Amazing Miele Recipes


In today’s recipe roundup we have a collection of tasty meals from home appliance manufacture Miele.

A delicious French Onion Soup followed by a classic Ratatouille main and a scrumptious Stuffed Pompadour Apples desert ideal for a romantic night in.
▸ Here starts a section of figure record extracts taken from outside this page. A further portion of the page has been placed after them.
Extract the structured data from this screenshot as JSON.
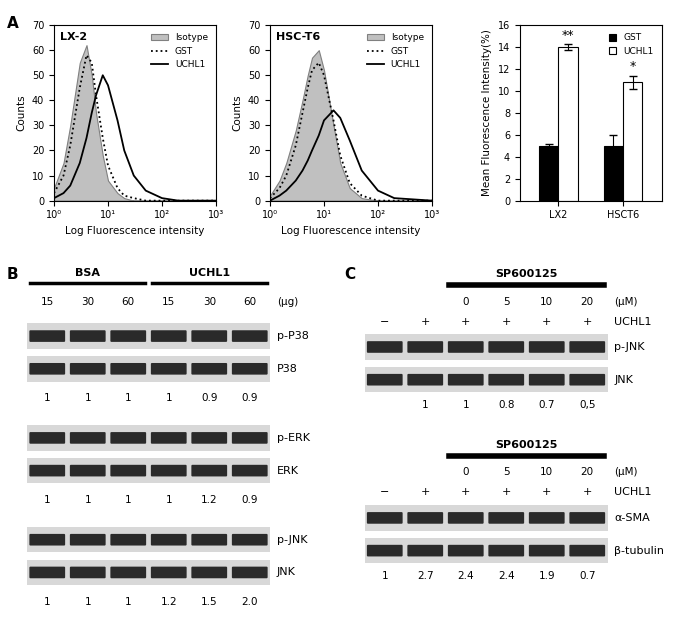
{
  "chart_data": [
    {
      "type": "line",
      "title": "LX-2",
      "label": "A",
      "x_label": "Log Fluorescence intensity",
      "y_label": "Counts",
      "log": "x",
      "legend": "upper right",
      "x": [
        1,
        1.5,
        2,
        3,
        4,
        5,
        6,
        8,
        10,
        15,
        20,
        30,
        50,
        100,
        200,
        1000
      ],
      "series": [
        {
          "name": "Isotype",
          "type": "area",
          "color": "#c0c0c0",
          "values": [
            5,
            15,
            30,
            55,
            62,
            50,
            35,
            18,
            8,
            3,
            1,
            0,
            0,
            0,
            0,
            0
          ]
        },
        {
          "name": "GST",
          "type": "line",
          "color": "#000000",
          "line_style": "dotted",
          "values": [
            3,
            10,
            22,
            45,
            58,
            55,
            42,
            25,
            14,
            5,
            2,
            1,
            0,
            0,
            0,
            0
          ]
        },
        {
          "name": "UCHL1",
          "type": "line",
          "color": "#000000",
          "line_style": "solid",
          "values": [
            1,
            3,
            6,
            15,
            25,
            35,
            42,
            50,
            46,
            32,
            20,
            10,
            4,
            1,
            0,
            0
          ]
        }
      ],
      "xlim": [
        1,
        1000
      ],
      "xticks": [
        {
          "value": 1,
          "label": "10⁰"
        },
        {
          "value": 10,
          "label": "10¹"
        },
        {
          "value": 100,
          "label": "10²"
        },
        {
          "value": 1000,
          "label": "10³"
        }
      ],
      "ylim": [
        0,
        70
      ],
      "yticks": [
        0,
        10,
        20,
        30,
        40,
        50,
        60,
        70
      ]
    },
    {
      "type": "line",
      "title": "HSC-T6",
      "x_label": "Log Fluorescence intensity",
      "y_label": "Counts",
      "log": "x",
      "legend": "upper right",
      "x": [
        1,
        1.5,
        2,
        3,
        4,
        5,
        6,
        8,
        10,
        15,
        20,
        30,
        50,
        100,
        200,
        1000
      ],
      "series": [
        {
          "name": "Isotype",
          "type": "area",
          "color": "#c0c0c0",
          "values": [
            2,
            8,
            15,
            28,
            40,
            50,
            57,
            60,
            52,
            30,
            15,
            5,
            1,
            0,
            0,
            0
          ]
        },
        {
          "name": "GST",
          "type": "line",
          "color": "#000000",
          "line_style": "dotted",
          "values": [
            1,
            5,
            10,
            22,
            35,
            45,
            52,
            55,
            50,
            32,
            18,
            7,
            2,
            0,
            0,
            0
          ]
        },
        {
          "name": "UCHL1",
          "type": "line",
          "color": "#000000",
          "line_style": "solid",
          "values": [
            0,
            2,
            4,
            8,
            12,
            16,
            20,
            26,
            32,
            36,
            33,
            24,
            12,
            4,
            1,
            0
          ]
        }
      ],
      "xlim": [
        1,
        1000
      ],
      "xticks": [
        {
          "value": 1,
          "label": "10⁰"
        },
        {
          "value": 10,
          "label": "10¹"
        },
        {
          "value": 100,
          "label": "10²"
        },
        {
          "value": 1000,
          "label": "10³"
        }
      ],
      "ylim": [
        0,
        70
      ],
      "yticks": [
        0,
        10,
        20,
        30,
        40,
        50,
        60,
        70
      ]
    },
    {
      "type": "bar",
      "y_label": "Mean Fluorescence Intensity(%)",
      "legend": "upper right",
      "categories": [
        "LX2",
        "HSCT6"
      ],
      "series": [
        {
          "name": "GST",
          "color": "#000000",
          "values": [
            5,
            5
          ],
          "errors": [
            0.15,
            1.0
          ]
        },
        {
          "name": "UCHL1",
          "color": "#ffffff",
          "values": [
            14,
            10.8
          ],
          "errors": [
            0.3,
            0.6
          ]
        }
      ],
      "annotations": [
        {
          "text": "**",
          "category": "LX2",
          "series": "UCHL1"
        },
        {
          "text": "*",
          "category": "HSCT6",
          "series": "UCHL1"
        }
      ],
      "ylim": [
        0,
        16
      ],
      "yticks": [
        0,
        2,
        4,
        6,
        8,
        10,
        12,
        14,
        16
      ]
    }
  ],
  "panel_B": {
    "label": "B",
    "groups": [
      "BSA",
      "UCHL1"
    ],
    "doses": [
      "15",
      "30",
      "60",
      "15",
      "30",
      "60"
    ],
    "dose_unit": "(μg)",
    "blots": [
      {
        "rows": [
          "p-P38",
          "P38"
        ],
        "quantification": [
          "1",
          "1",
          "1",
          "1",
          "0.9",
          "0.9"
        ]
      },
      {
        "rows": [
          "p-ERK",
          "ERK"
        ],
        "quantification": [
          "1",
          "1",
          "1",
          "1",
          "1.2",
          "0.9"
        ]
      },
      {
        "rows": [
          "p-JNK",
          "JNK"
        ],
        "quantification": [
          "1",
          "1",
          "1",
          "1.2",
          "1.5",
          "2.0"
        ]
      }
    ]
  },
  "panel_C": {
    "label": "C",
    "blots": [
      {
        "treatment": "SP600125",
        "doses": [
          null,
          null,
          "0",
          "5",
          "10",
          "20"
        ],
        "dose_unit": "(μM)",
        "condition": "UCHL1",
        "condition_marks": [
          "−",
          "+",
          "+",
          "+",
          "+",
          "+"
        ],
        "rows": [
          "p-JNK",
          "JNK"
        ],
        "quantification": [
          null,
          "1",
          "1",
          "0.8",
          "0.7",
          "0,5"
        ]
      },
      {
        "treatment": "SP600125",
        "doses": [
          null,
          null,
          "0",
          "5",
          "10",
          "20"
        ],
        "dose_unit": "(μM)",
        "condition": "UCHL1",
        "condition_marks": [
          "−",
          "+",
          "+",
          "+",
          "+",
          "+"
        ],
        "rows": [
          "α-SMA",
          "β-tubulin"
        ],
        "quantification": [
          "1",
          "2.7",
          "2.4",
          "2.4",
          "1.9",
          "0.7"
        ]
      }
    ]
  }
}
Don’t forget to visit our Cooking Appliances section where you’ll find a range of top-end products from Miele such as the Miele DG 1600 Built-in Steam Oven that comes with a discreet display plus integrated sensors for quick and easy use.

And now for the recipes!

French Onion Soup


  • 750g large onions
  • 20g butter, cut into pats
  • 250ml vegetable stock
  • white wine
  • pepper
  • paprika powder
  • 2 tablespoons parsley, chopped


1. Peel and finely slice the onions and place in a covered cooking tray for the Steam Oven. Dot with pats of butter and cook.
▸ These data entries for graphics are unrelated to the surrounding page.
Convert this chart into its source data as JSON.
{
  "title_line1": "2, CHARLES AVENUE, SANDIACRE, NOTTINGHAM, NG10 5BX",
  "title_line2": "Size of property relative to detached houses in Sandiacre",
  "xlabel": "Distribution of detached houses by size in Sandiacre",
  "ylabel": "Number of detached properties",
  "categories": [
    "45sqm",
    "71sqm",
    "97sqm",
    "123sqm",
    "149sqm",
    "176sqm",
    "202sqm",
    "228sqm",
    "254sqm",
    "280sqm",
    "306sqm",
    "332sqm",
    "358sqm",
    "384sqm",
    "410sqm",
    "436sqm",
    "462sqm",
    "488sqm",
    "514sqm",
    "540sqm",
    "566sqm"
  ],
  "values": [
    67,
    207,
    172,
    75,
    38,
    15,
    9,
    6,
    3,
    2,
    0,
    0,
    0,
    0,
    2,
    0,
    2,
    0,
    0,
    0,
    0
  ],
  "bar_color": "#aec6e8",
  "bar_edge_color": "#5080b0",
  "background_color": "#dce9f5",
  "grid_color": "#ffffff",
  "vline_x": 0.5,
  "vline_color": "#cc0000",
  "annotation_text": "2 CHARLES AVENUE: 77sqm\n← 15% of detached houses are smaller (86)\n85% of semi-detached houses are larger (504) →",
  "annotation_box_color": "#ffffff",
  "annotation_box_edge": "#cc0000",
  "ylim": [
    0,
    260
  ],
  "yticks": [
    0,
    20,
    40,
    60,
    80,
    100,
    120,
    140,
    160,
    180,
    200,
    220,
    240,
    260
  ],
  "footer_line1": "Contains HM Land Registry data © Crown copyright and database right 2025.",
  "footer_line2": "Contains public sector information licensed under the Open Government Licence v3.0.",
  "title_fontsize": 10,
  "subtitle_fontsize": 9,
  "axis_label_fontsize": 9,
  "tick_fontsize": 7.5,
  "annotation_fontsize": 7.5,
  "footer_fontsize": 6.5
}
2. Meanwhile, bring the vegetable stock to the boil on the hob. Add the onions to the stock and season with white wine, pepper and paprika powder. Sprinkle with chopped parsley just before serving.



  • 3 tbsp. oil
  • 1 onion (diced)
  • 1 clove of garlic (finely diced)
  • 1 each of red
  • green and yellow peppers
  • 3 tomatoes
  • 400 g courgettes
  • 1 aubergine (approx. 300 g)
  • 1 tsp dried rosemary leaves
  • 1 tsp dried basil
  • salt
  • pepper
  • chopped chives


  1. Wash the vegetables, remove the pith and seeds and chop into bite-sized pieces. Quarter the tomatoes, cut the courgettes into ½ cm thick slices, halve the aubergine and cut this into ½ cm slices too.
  2. Preheat a roasting pan on the highest shelf, heat the oil, sweat the onions, add the garlic, vegetables, rosemary leaves and basil and stew them together.
  3. Cover and cook on the hob or in the steam oven until done.
  4. Season with salt and pepper and serve sprinkled with chopped chives.

Stuffed Pompadour Apples 


  • 60g dried cranberries
  • 30ml apple juice
  • 2 tbsp Cognac
  • 4 aromatic, sweet apples (each around 150g)
  • 1 sheet marzipan
  • 300g frozen puff pastry (thawed)
  • 1 egg
  • 1 medium egg yolk
  • 1 sachet vanilla sugar


  1. Soak the cranberries in the apple juice and Cognac. Let them swell a little, then drain thoroughly.
  2. Peel the apples. Remove the cores with an apple corer and fill with cranberries. Quarter the marzipan and wrap it around each apple.
  3. Lay the pastry sheets on top of each other and roll out into a square. Quarter this, and roll each out into another square that is large enough to be wrapped around an apple. Place an apple on each of the squares. Moisten the edge of the pastry, then pull each corner of the pastry up and press them together. Cut shapes out of the leftover pastry and place on top as decoration.
  4. Whisk the egg and yolk with the vanilla sugar. Brush the pastry with this and leave in the fridge for 1 hour. Preheat the oven. Setting: 220°C top/bottom heat.
  5. For further decoration, you can delicately cut into the apples and brush with the egg again. Place the stuffed apples on a baking tray and put this into the oven on the 2nd shelf from the bottom. After 10 minutes, reduce the temperature to 180°C, and bake the apples for a further 35–40 minutes. If the pastry browns too quickly, cover with baking paper. Serve the apples lukewarm.